U.S. District Judge Joan Lenard awarded the damages, plus attorneys' fees and other costs, after granting a motion for summary judgment in a civil suit against Simpson.
In a raid on Simpson's Miami home in 2001, federal agents seized illegal devices known as "bootloaders" (search) that authorities said were used to steal television programming.
Simpson's attorney, Yale Galanter, said Tuesday that the judge "basically denied us our right to a jury trial. ... This was a decision made by a judge in chambers. They say he did it; we say he didn't. A jury should be able to make that decision."

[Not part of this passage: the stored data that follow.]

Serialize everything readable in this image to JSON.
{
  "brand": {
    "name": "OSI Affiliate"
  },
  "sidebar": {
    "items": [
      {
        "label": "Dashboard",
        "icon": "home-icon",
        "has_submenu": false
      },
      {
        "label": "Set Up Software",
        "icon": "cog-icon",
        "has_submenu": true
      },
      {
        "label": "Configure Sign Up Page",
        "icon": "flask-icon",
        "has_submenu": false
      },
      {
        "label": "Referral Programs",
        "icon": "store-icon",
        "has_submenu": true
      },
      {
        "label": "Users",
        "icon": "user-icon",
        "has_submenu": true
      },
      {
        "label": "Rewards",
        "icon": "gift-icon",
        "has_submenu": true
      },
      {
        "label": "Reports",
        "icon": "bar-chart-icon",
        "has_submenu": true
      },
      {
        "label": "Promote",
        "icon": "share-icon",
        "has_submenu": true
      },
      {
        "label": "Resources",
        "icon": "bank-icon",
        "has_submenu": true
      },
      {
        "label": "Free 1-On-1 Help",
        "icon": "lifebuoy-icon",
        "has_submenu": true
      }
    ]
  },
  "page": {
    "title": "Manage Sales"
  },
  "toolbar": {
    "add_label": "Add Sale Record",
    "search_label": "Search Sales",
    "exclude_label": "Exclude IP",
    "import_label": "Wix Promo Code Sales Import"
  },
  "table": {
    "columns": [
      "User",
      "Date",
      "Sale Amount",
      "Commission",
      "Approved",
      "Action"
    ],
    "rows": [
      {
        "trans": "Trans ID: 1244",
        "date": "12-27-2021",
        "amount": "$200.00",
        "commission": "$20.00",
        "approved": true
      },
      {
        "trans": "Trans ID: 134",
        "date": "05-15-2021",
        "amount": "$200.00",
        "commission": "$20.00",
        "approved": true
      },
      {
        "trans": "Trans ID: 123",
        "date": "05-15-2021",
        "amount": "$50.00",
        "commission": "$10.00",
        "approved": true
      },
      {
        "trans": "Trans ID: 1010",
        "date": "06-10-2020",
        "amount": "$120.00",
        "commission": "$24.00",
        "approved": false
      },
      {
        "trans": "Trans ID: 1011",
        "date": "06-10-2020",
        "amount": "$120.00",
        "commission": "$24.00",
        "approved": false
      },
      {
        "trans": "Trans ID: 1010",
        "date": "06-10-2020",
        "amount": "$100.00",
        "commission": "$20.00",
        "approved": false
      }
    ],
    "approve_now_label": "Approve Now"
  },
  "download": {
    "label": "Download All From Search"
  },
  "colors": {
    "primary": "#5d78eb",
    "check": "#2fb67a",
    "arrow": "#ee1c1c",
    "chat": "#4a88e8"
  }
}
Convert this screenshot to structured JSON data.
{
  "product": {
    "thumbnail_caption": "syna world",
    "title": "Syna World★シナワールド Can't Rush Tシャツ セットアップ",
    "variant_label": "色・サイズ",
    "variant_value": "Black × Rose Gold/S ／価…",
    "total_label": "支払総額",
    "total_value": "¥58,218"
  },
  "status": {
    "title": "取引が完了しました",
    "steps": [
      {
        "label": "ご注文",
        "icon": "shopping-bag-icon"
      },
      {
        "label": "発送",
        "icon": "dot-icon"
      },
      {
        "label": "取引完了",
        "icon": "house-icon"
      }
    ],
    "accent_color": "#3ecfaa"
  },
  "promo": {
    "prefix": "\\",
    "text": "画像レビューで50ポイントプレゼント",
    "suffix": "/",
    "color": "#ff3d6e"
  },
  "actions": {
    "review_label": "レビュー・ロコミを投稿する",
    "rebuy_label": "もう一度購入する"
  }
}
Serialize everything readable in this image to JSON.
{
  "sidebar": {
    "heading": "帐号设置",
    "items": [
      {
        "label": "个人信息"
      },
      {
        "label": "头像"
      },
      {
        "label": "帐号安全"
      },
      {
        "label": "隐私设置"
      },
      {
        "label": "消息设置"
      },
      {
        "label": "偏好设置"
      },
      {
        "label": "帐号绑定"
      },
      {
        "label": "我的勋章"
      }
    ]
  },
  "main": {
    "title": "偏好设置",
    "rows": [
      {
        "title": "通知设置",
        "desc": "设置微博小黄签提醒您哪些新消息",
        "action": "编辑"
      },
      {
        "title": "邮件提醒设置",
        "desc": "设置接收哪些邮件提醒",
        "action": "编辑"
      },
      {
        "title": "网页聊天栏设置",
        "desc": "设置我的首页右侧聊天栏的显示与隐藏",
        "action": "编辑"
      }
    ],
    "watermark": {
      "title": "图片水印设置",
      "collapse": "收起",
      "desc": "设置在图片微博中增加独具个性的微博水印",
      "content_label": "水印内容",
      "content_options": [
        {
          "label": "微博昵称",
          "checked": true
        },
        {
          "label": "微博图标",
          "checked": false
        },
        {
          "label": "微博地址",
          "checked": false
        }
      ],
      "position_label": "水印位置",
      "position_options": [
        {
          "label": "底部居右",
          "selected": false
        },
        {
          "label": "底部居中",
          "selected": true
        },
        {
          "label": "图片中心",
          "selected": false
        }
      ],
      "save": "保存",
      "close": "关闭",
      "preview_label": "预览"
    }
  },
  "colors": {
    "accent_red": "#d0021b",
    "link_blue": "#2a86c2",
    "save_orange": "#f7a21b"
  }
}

Simpson was aware of Friday's ruling, Galanter added. Asked whether Simpson would pay the damages and other costs, the attorney said: "We are examining our legal options. ... We want our day in court."
Galanter has 10 days to respond, or the summary judgment stands.
DirecTV executives were pleased with the ruling.
"The evidence was overwhelming since the devices seized in Simpson's home were connected to his TV and in operation and receiving unauthorized signals at the time of the raid," said Dan Fawcett, an executive vice president with El Segundo, Calif.-based DirecTV Inc.
A civil jury in 1997 held Simpson liable for the killings and ordered him to pay the victims' survivors $33.5 million. Much of that judgment remains unpaid.